There is the additional problem of geographic self-selection. By facilitating state-based sorting using a single year of geographical outcomes, we risk under and overestimating placement by location. For any number of reasons a school may have more or fewer graduates in a location in a given year. This is not ideal, though the problems will only be at the edges because schools only show up on geographic reports if the total number of graduates working in a location meets a minimum threshold.

Limit: Not All Law Jobs Created Equal

With the Employment Score, we treat all long-term, full-time legal jobs with employers the same. For example, a job with a large law firm counts the same as a job with a very small law firm, even though we have data for this distinction. We do not, however, have data for distinguishing among lawyer jobs at large law firms. Wide variances by pay, prestige, practice settings, and practice specialties exist. Neither do we have enough data that distinguish among placement in alternative internal staffing tracks, e.g. staff attorneys versus associates at law firms. Schools that share their NALP Reports with LST and the public, however, do provide those data. View them under the jobs tab a school's profile.

Limit: Incomplete Picture of Outcomes

Because data are collected ten months after graduation and published a bit later, the data are perpetually outdated and may not accurately reflect the present employment outlook. It is important to pay attention to school track records on their school profiles, employment trends in national, regional, and local markets, and BLS labor projections. The LST Reports data provide only a snapshot, showing placement in first jobs without looking further into a graduate's career. Some graduates in temporary jobs will find permanent professional work, while some permanent jobs will unexpectedly come to an end.

Though the picture is incomplete, ten-month outcomes are nevertheless very important. In the legal profession, the first job matters. In this education climate, with costs as high as they are, much emphasis focuses on these outcomes because nearly 4 in 5 graduates debt-financed at least some of their J.D. education. Initial loan payments are due shortly after graduation, whether or not the graduate's outcome reflect the successes he or she will find or lose throughout a career.

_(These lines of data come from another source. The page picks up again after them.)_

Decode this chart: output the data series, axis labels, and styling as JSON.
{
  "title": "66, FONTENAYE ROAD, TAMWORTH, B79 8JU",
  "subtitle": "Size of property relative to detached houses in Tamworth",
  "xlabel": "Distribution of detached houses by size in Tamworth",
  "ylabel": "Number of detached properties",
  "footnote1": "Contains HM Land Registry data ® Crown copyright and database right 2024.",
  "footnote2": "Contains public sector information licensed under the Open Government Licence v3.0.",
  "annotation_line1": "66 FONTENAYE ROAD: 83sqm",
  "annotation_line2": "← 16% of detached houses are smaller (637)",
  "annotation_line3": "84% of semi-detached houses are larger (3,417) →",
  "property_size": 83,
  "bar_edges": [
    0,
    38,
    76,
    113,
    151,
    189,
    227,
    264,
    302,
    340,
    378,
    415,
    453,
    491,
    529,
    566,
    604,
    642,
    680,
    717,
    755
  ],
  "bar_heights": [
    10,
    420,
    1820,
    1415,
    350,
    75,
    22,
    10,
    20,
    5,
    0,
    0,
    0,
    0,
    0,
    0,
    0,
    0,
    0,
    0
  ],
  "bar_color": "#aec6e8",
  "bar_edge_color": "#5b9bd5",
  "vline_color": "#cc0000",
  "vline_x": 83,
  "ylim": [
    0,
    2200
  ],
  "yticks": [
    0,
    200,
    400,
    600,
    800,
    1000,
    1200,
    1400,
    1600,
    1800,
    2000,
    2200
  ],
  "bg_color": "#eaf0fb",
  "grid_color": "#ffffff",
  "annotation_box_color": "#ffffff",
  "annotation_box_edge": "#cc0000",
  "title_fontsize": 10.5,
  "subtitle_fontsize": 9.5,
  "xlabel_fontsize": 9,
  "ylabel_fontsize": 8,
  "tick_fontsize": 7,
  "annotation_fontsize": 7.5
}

Limit: No Disaggregation of Job Characteristics by Location

This limit has much in common with the self-selection and incomplete picture problems. All scores and rates reflect only school-wide data. It is plausible, and quite likely, that a school will have differing levels of success in different states. This means that placement in other states may either inflate or deflate the scores/rates. Using New Jersey as an example, the Employment Scores for School X may not match the success rate for New Jersey. The scores could be higher or lower if we could instead focus only on those graduates obtaining work in Georgia.

Were the data available, the scores and rates would still suffer from the self-selection problem. For instance, graduates may be inclined to move across state lines only after having received a job offer. This would create a very high score/rate within that state, but would not take into account students who want to move but have not found jobs. Likewise, students may cross state lines because they have been unable to find work in their preferred state and believe another state presents better opportunities.

Upshot: What Should You Do?

Ultimately, our goal is to better equip people with the tools they need to understand the decision to attend law school. More public information exists now than ever before. One type of new information is information about what data are missing. Acknowledging these gaps allows one to recognize what assumptions are supported and what assumptions are mere conjecture. Questioning assumptions like "law school is a ticket to financial security or success" or "if I get into law school, I should go" is huge progress and will result in better informed decisions. Analyze the reports and then did deeper into school data. See what's missing. Unbundle the information. Ask questions.